Purpose: To determine the incidence of post-operative venous thromboembolism (VTE) in chronic spinal cord injury patients undergoing plastic and reconstructive surgery operations.
Materials and Methods: A retrospective data analysis was undertaken using data from a single center experience from January 2004 through November 2009 in which the peri-operative course of chronic spinal cord injury patients was evaluated for evolution of VTE. This retrospective chart review was completed using an electronic medical record system.
Experience and Results: Of the 415 operative courses evaluated, 155 cases were excluded secondary to: operative time less than one hour, use of sequential compression devices (SCD), chemoprophylaxis w/ Lovenox or heparin, unknown operative time, or unknown SCD use.
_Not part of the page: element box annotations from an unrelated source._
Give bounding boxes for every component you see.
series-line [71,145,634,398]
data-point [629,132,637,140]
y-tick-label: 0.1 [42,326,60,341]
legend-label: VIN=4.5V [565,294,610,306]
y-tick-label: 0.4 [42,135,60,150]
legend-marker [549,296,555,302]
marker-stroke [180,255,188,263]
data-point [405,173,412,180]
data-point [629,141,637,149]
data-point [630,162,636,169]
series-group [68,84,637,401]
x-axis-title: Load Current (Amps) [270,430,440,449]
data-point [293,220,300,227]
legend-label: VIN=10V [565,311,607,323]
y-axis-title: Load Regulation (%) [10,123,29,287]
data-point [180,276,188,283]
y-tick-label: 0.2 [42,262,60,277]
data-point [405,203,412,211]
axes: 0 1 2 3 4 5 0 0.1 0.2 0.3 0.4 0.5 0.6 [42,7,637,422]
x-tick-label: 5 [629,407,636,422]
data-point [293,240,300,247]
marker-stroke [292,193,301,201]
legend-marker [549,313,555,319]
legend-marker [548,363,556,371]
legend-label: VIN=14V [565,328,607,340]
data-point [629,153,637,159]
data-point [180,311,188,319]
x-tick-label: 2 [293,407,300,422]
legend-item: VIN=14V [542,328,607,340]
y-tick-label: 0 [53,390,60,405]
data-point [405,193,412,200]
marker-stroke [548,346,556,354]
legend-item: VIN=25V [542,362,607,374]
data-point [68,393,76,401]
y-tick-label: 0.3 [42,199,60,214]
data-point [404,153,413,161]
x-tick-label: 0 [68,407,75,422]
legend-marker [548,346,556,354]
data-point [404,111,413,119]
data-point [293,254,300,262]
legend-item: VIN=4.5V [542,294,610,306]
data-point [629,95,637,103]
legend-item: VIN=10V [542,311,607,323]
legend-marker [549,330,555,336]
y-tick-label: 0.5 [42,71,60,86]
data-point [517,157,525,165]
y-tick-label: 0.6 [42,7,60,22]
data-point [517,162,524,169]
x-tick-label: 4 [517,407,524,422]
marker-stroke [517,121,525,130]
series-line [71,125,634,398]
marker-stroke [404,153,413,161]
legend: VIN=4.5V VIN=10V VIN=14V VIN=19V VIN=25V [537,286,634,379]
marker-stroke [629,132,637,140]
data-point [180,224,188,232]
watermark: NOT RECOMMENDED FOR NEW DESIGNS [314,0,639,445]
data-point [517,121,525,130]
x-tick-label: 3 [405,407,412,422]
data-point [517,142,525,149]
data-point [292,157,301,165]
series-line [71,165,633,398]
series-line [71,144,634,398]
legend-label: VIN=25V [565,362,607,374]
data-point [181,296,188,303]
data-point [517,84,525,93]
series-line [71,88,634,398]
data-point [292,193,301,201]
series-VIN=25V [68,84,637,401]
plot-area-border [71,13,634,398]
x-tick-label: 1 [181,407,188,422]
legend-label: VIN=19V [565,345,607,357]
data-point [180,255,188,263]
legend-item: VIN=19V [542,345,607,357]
Of the remaining 260 cases evaluated with no mechanical or chemical VTE prophylaxis, there were no deep venous thromboses (DVT) or pulmonary emboli (PE) diagnosed in a 2month post-operative time period, and this included 8 patients with a history of prior DVT or PE. The average time since spinal cord injury in this cohort of patients was 26.2 years, the average procedure length was 141.42 minutes, the average age was 59, and the average BMI was 24.8. In 236 of the cases, the patient was an American Society of Anesthesiologists (ASA) classification system grade 3, and in 14 cases the patient was a class 4.
Conclusion: Post operative venous thromboembolism is a common surgical complication that often results in significant morbidity and mortality. While basic science research has yet to fully elucidate the mechanism by which chronic spinal cord injury patients are protected against the formation of deep venous thrombosis, this data shows that in the chronic spinal cord injury patient cohort, the incidence of post-operative deep venous thrombosis or pulmonary embolus is extremely low and that these patients likely do not require peri-operative mechanical or chemical prophylaxis. This decreases the risk of post-operative bleeding, hematoma, or even compromise of the fresh muscular, musculocutaneous, or musculofasciocutaneous flaps commonly employed in this patient cohort. Foregoing VTE prophylaxis throughout the hospital stay of this patient cohort will also result in substantial cost savings to the health care system over time and improve patient safety.